Paradoxalement, les récentes tensions énergétiques entre l’UE et la Russie ne doivent pas nécessairement être lues comme le prélude à une véritable montée de la pression exercée par cette dernière sur le destin énergétique de l’Europe occidentale. Plusieurs limites viennent en effet assombrir les perspectives de la Russie en tant que puissance énergétique globale.
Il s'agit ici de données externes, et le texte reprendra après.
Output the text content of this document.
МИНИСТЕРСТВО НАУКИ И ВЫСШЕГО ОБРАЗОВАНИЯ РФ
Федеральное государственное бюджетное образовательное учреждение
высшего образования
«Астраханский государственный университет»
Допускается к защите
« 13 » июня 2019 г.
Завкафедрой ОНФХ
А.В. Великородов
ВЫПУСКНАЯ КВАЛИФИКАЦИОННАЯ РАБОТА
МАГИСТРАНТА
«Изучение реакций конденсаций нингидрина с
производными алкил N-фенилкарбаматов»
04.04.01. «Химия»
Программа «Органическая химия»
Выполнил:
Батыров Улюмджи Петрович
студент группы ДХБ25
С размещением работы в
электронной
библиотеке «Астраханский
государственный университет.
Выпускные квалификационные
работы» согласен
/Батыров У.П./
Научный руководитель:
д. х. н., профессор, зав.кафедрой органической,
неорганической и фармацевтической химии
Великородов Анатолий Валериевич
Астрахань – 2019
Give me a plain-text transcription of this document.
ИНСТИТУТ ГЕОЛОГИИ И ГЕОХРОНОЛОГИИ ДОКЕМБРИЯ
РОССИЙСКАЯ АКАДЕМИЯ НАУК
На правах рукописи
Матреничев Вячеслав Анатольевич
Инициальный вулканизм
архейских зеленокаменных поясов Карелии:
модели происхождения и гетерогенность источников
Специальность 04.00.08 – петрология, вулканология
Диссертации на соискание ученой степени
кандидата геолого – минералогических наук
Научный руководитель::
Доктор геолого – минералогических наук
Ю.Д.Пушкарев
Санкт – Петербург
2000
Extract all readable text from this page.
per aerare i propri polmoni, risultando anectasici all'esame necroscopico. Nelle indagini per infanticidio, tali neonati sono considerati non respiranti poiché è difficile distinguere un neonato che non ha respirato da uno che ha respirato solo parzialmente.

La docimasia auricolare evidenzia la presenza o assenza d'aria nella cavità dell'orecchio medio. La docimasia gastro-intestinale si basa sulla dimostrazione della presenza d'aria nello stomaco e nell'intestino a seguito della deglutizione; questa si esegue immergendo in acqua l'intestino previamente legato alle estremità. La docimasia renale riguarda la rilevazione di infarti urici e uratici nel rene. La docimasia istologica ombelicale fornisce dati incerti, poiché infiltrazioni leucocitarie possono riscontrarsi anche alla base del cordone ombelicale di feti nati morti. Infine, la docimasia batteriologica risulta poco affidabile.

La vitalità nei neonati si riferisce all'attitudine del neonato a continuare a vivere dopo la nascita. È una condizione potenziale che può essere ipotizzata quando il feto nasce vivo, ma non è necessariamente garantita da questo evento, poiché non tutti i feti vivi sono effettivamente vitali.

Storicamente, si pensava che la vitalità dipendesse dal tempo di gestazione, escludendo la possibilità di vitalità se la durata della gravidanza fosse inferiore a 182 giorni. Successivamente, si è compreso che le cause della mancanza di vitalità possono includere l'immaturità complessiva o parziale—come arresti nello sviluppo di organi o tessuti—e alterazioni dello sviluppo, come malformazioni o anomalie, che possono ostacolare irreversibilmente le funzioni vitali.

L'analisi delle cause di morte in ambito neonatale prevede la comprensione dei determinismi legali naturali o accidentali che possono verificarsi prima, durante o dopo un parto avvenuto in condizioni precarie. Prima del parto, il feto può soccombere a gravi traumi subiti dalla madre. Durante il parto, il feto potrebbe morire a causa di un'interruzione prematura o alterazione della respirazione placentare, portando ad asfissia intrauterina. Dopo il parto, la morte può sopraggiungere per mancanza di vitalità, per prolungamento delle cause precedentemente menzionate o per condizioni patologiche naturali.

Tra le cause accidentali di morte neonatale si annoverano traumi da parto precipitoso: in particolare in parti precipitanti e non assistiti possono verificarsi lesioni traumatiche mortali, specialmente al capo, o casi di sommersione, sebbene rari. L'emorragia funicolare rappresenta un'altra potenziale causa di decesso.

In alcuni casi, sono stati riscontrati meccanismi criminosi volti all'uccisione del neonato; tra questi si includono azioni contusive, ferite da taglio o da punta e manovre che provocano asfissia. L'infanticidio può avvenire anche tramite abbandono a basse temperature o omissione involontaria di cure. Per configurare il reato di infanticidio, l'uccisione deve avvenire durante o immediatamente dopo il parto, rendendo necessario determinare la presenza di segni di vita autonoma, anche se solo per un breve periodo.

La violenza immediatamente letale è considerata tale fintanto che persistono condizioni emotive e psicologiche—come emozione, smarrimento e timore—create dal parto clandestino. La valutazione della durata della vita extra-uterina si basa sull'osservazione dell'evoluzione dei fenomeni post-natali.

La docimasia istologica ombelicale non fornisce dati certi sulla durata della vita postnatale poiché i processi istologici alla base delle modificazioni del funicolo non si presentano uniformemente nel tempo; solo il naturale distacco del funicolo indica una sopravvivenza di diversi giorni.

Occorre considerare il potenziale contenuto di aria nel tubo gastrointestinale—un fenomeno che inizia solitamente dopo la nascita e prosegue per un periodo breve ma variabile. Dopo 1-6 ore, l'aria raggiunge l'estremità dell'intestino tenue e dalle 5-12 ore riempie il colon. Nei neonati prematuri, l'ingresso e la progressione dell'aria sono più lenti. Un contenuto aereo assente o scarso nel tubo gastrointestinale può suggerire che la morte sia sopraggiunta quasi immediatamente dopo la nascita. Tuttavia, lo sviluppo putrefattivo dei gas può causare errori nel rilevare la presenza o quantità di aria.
Première limite : les capacités de production

Pour disposer d’une réelle marge de manœuvre vis-à-vis de ses clients, la Russie devrait pouvoir compter sur des capacités de production excédentaires, à l’instar de l’Arabie Saoudite ou du Koweit, capables d’ajuster les quantités produites aux objectifs fixés par l’OPEP – ou aux leurs. Ce n’est pas le cas. Les perspectives de croissance de la production de pétrole et de gaz russes ne dépassent pas 1,5 à 2,5 % par an, les installations fonctionnant au maximum de leurs capacités. Les champs pétrolifères en déclin (« post pic » de production) contribuent pour plus des deux tiers à la production pétrolière actuelle de la Russie, contre seulement un tiers pour les champs en situation d’expansion (« pré pic » de production)25. L’augmentation attendue viendra ainsi notamment de la croissance de la production du gisement de Sakhaline. Pour le gaz, l’essentiel de la croissance ne sera pas assuré par Gazprom mais par les compagnies gazières indépendantes de taille moyenne (Novatek, Itera, Northgaz), ou des compagnies productrices de pétrole à titre principal. Le seul élément permettant d’assurer aux compagnies nationales une marge de manœuvre consiste actuellement en la possession de gisements. Ceux-ci sont relativement peu ouverts aux investisseurs étrangers et ne sont pas développés avec la plus grande efficacité. Par opposition, le Kazakhstan, plus petit producteur, dont les infrastructures sont davantage contrôlées par les IOC, augmente régulièrement sa production (10 % pour la production de pétrole entre janvier et avril 2007, et un objectif de croissance de 50 % pour la production de gaz entre 2007 et 2010).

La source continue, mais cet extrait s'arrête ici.